Goshen College isn’t the only college where train whistles interrupt professors mid-sentence.


Trains cross more than 25 college campuses, according to a forum posted on the website for Trains Magazine.                                                                                                                               

At Grinnell College, a private liberal arts college in Iowa, a railroad divides the residential campus from the academic campus. A railroad separates the sports complex from the main campus at Messiah College in Pennsylvania, also a private liberal arts university. A freight train runs through the center of James Madison University in Virginia. At the University of Louisville in Kentucky, a train track even separates the two buildings that form the student union.

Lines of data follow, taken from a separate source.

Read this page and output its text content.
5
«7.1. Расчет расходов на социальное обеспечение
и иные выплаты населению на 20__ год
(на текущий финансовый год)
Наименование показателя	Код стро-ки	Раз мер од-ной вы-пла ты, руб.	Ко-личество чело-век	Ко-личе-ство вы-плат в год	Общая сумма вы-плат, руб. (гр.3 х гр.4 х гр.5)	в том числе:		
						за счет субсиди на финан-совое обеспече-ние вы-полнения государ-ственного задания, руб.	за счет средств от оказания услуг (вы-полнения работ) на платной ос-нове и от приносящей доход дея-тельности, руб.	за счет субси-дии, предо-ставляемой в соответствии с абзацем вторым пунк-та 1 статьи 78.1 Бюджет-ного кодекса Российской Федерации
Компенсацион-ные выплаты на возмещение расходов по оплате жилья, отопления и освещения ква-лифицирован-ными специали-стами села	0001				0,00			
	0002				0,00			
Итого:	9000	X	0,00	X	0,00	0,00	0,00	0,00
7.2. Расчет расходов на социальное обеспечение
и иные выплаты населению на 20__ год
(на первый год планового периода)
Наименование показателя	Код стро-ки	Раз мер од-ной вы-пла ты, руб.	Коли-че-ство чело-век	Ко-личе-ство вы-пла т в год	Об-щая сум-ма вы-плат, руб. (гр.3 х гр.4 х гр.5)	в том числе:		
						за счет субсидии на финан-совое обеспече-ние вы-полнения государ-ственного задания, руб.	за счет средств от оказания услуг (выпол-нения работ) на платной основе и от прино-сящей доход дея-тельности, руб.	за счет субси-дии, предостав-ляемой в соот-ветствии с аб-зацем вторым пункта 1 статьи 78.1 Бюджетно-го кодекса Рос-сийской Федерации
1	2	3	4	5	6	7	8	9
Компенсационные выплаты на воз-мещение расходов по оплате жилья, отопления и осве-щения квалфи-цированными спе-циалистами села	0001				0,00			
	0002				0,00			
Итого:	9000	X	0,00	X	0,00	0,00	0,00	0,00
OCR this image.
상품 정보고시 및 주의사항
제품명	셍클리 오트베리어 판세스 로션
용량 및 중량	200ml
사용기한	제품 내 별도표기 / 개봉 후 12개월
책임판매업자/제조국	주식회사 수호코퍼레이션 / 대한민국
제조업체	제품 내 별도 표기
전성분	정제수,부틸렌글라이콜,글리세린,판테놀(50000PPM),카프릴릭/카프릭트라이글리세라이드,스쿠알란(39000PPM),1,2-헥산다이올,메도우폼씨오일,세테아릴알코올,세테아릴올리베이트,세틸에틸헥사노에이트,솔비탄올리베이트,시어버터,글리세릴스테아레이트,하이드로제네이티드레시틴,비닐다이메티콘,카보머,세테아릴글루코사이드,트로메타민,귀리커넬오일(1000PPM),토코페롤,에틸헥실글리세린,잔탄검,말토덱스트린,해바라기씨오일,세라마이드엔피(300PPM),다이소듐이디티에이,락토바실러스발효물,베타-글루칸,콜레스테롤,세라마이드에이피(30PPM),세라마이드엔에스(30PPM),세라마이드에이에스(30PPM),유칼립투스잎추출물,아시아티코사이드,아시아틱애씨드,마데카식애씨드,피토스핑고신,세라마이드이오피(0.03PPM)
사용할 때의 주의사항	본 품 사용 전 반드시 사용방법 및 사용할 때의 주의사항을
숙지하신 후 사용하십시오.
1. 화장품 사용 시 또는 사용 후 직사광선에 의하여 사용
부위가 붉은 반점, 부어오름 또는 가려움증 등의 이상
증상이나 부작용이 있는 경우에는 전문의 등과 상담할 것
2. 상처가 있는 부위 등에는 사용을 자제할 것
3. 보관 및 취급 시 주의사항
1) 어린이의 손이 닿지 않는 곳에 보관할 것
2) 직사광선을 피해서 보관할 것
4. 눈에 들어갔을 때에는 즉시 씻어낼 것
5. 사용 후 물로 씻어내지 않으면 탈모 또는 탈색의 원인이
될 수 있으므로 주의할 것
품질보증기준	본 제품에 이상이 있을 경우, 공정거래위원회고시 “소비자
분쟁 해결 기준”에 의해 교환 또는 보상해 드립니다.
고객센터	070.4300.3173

But Goshen College will soon join an even smaller, exclusive group: those colleges divided by trains that have also built railroad underpasses. On July 4, Goshen is set to construct a concrete train underpass within a strict 24 hour schedule. The underpass will allow students and community members to cross the Norfolk Southern tracks when freight cars have stopped.

Goshen College’s underpass construction is motivated by concern for pedestrian safety, as rail traffic has increased in the last decade.

“When you stop to think about how many times people are crossing these tracks in one day,” said Jim Histand, the vice president of finance at Goshen College, “you come up with huge numbers.”

In 2009, a Goshen College student was struck by the train, although he survived with an injury. Histand says the pressure for railway safety is becoming greater and greater.

“It takes just one bad decision for an accident to happen,” said Histand.

Like Goshen, Texas A&M University in College Station is constructing an underpass following railroad accidents. In 2006, Robert Walker Best, a senior, died after falling under a train. In 2009, Patrick Jernigan, a junior, died after being hit by a train.

Train accidents on campuses often correlate with alcohol consumption. According to compelledtoact.com, a website that documents alcohol-related deaths of college students, all four students killed by trains in the fall of 2008 were under the influence of drugs or alcohol. In the case of Goshen’s and one of Texas A&M’s accidents, the students were under the influence of alcohol.

Texas A&M is now beginning a $34 million project to install two vehicle and pedestrian underpasses. The project will conclude in January 2013 and will allow students to cross to the west side of campus without walking across the tracks.

Peter Lange, the executive director for the Division of Operation and Transportation Services, hopes Texas A&M’s underpass will reduce traffic congestion and yet also be an enjoyable walkway for pedestrians.

“I think the underpass will be very convenient,” said Jasmine Bailey, a junior at Texas A&M. “It is important to be safe when crossing the tracks, especially at night.”

Histand said that Goshen did not consult other colleges when designing the underpass. However, he said the project follows design trends where walkways are being installed under or over highways.

“When enough warrants to spend the money,” said Histand, “it makes sense for communities to build an underpass.”

But with the building of Goshen’s underpass also comes a sense of loss for college culture. Goshen College has been synonymous with its stopped trains and noisy whistles since 1903, when the college moved to Goshen from Elkhart and settled near the railroad tracks instead of the Elkhart River.

At the time, trains conveyed passengers to the campus, promising a business advantage; now, of course, Norfolk Southern hauls only freight within a hundred yards of Goshen College dorms.

“There is definitely something to be lost with the underpass,” said Marita Beachy, a junior at Goshen. “My parents and grandparents went here and they remember waiting for trains. Future students won’t have that!”

But Histand is confident a train culture will remain.

“The trains will still be a part of the college experience,” said Histand. “Students just won’t need to fall, run or crawl through them.”

Meanwhile, colleges without underpasses continue to make peace with the trains that rumble through their campuses.

Amanda Vanthull, a sophomore at Hope College in Missouri, where a train cuts through the edge of campus, said, “The train is noisy, but it’s just a part of our campus.”